What makes meek and similar systems more resilient is the domain
fronting trick. We can still direct traffic to our own domain; it just
means that
edgecastcdn.net and
a248.e.akamai.net no longer work as front
domains--you have to use something else. For the front domain you can
choose any domain that CNAMEs to the CDN, or even a large set of them.
The strategy behind choosing a front is either to choose one that is so
important the censor can't block it without incurring too much damage,
or to rotate among a selection of lesser ones. So for example, we could
choose some other big domain hosted on Akamai, one the GFW is reluctant
to block, rather than the generic
a248.e.akamai.net.
In a way, the fact that a domain name was blocked is good news for us.
It means that at least one censor still prefers fairly crude methods of
blocking. The
edgecastcdn.net situation was pretty much ideal for
website fingerprinting–style attacks, after all: there's only a small
number of mirrored files, some with exact file sizes known in advance.
The fact that GFW decided to just suck up the collateral damage, rather
than deploy a DPI-type classifier, says something about the relative
attractiveness of different classes of attack to the censor.
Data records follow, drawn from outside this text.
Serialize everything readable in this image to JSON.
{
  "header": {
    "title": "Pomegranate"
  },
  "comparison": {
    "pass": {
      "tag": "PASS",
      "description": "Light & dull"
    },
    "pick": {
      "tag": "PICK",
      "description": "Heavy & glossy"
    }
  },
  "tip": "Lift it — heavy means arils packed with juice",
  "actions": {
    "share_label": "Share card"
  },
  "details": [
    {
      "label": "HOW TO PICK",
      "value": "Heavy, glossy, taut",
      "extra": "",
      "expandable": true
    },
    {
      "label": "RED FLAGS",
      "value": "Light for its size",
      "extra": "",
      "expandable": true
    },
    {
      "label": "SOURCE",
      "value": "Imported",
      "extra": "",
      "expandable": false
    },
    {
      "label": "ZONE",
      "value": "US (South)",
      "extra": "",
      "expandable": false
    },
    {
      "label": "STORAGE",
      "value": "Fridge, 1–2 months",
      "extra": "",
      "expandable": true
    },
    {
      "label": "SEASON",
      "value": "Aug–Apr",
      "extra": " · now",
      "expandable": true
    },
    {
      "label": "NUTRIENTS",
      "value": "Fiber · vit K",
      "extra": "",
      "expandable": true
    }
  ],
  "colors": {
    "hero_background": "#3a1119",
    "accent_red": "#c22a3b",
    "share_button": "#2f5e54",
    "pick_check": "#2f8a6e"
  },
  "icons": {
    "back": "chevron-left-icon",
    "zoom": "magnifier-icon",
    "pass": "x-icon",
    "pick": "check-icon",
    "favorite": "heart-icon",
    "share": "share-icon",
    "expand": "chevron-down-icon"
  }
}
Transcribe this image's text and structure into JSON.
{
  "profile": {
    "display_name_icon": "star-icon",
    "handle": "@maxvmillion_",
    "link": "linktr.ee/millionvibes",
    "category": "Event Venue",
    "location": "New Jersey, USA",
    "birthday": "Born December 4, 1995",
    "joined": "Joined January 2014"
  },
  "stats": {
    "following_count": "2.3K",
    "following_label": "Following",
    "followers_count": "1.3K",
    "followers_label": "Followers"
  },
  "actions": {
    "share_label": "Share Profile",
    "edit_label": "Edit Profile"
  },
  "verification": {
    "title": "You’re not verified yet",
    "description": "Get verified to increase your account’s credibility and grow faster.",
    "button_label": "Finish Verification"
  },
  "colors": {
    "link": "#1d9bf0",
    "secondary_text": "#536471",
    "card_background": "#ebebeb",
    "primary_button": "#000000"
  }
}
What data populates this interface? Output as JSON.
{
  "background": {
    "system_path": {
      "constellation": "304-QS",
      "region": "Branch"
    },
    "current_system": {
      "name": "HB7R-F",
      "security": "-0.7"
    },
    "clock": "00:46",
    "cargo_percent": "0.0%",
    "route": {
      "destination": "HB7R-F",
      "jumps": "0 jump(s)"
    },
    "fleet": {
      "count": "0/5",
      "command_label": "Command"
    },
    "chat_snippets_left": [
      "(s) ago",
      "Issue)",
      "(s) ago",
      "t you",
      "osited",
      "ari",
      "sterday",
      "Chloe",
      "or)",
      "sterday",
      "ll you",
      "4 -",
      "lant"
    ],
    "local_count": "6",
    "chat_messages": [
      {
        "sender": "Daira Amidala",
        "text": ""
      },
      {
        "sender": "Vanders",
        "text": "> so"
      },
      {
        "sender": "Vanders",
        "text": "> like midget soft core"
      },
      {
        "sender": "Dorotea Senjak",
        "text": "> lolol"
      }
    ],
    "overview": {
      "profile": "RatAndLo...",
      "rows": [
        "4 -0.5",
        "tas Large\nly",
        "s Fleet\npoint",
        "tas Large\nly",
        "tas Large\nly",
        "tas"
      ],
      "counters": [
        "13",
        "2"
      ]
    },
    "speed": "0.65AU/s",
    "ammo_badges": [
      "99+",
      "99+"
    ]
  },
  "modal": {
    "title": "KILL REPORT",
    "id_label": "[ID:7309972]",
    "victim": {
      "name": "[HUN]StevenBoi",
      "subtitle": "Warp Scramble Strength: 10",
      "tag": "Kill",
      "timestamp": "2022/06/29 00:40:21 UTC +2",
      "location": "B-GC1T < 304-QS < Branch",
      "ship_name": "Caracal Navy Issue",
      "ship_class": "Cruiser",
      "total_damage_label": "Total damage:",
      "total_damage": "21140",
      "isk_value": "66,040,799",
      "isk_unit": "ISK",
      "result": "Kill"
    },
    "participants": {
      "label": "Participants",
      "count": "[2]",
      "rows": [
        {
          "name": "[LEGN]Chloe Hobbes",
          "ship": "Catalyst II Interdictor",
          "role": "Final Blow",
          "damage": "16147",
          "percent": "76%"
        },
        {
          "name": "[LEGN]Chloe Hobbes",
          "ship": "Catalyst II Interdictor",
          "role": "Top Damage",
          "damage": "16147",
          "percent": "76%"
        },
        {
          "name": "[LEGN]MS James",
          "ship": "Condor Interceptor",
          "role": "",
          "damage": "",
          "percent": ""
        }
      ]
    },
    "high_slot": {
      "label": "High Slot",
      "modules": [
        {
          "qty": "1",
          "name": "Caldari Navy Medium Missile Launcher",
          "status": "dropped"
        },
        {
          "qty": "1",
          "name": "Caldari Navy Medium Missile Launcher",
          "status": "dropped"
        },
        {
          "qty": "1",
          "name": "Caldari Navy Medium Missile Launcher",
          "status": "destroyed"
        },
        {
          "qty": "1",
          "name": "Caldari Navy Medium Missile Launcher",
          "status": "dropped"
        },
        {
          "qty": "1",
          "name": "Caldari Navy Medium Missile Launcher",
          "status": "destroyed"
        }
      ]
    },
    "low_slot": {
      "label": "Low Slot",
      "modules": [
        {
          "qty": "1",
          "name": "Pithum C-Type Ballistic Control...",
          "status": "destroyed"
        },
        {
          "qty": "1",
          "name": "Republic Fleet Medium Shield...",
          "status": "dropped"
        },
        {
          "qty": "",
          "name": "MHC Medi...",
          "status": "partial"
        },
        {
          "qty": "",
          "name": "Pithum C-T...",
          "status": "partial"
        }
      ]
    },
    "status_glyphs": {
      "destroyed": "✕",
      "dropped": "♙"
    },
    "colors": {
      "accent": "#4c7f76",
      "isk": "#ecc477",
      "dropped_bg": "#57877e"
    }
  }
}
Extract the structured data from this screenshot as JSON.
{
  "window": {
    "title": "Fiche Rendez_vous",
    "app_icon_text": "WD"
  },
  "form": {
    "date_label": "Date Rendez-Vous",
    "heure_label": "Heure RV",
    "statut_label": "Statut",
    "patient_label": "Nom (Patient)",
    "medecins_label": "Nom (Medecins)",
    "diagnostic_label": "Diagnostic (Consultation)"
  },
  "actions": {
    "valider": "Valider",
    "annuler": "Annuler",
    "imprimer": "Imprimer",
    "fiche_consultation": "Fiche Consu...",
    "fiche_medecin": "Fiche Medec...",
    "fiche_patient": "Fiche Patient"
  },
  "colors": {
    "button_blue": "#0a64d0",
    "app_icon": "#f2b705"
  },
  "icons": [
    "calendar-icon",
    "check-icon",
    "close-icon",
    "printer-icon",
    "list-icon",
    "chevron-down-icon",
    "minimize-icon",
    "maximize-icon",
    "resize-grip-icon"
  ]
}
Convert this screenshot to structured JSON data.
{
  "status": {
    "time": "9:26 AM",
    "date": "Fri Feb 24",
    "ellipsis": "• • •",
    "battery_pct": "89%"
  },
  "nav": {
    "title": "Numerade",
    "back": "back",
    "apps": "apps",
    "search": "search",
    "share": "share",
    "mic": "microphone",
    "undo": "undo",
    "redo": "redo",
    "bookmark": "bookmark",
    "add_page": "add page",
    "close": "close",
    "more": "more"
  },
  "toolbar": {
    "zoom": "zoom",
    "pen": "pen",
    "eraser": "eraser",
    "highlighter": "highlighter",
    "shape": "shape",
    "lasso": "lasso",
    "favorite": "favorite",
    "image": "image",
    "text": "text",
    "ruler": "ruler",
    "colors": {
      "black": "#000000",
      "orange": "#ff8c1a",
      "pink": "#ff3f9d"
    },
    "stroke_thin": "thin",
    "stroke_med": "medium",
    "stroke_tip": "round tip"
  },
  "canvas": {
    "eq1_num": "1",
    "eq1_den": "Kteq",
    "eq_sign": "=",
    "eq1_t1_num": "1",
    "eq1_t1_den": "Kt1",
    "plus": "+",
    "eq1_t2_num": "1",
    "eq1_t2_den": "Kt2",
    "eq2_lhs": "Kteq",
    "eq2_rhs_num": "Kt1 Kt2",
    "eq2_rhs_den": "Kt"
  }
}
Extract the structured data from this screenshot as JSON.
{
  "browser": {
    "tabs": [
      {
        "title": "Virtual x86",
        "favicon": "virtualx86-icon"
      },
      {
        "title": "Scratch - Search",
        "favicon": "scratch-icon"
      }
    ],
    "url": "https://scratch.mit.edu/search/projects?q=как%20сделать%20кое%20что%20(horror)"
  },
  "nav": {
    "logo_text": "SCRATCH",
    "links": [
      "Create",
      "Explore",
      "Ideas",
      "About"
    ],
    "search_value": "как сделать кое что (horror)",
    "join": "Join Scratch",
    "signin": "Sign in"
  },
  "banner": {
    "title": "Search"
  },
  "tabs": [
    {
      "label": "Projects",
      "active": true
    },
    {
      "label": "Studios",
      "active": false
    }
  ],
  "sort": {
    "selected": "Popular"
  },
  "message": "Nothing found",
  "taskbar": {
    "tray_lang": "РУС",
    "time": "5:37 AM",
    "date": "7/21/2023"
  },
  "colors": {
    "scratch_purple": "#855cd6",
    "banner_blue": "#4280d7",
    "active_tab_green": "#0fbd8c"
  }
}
I think this episode is a good example of the benefit of a slight change
in thinking regarding circumvention. We should think about systems not
in terms of a binary "can it be blocked?", but rather ask the question
"what does it *cost* to block it?" We can say that blocking domain
fronting costs the blocking of a domain; some censors can afford it,
others cannot. In this way we make blocking resistance at least somewhat
quantifiable. (Of course it's more complicated than that; there are
other potential attacks; but just take the one with the minimum cost as
representative. So far it appears that blocking a domain has the minimum
cost.)
The attack you mention, that of a censor pressuring a CDN to kick out
users like us, is a real one. As we assume that the censor controls
larger and larger sections of the network, it becomes harder and harder
to defeat. It's important to remember that the cost model cuts both
ways, though: CloudFlare needs China and China needs CloudFlare. But as
for which one needs the other *more*, who would prevail in a conflict;
that is an economic and political question, and that's how we should
think about it. Not only that one side could unilaterally deny service
to the other, but what incentives exist on all sides.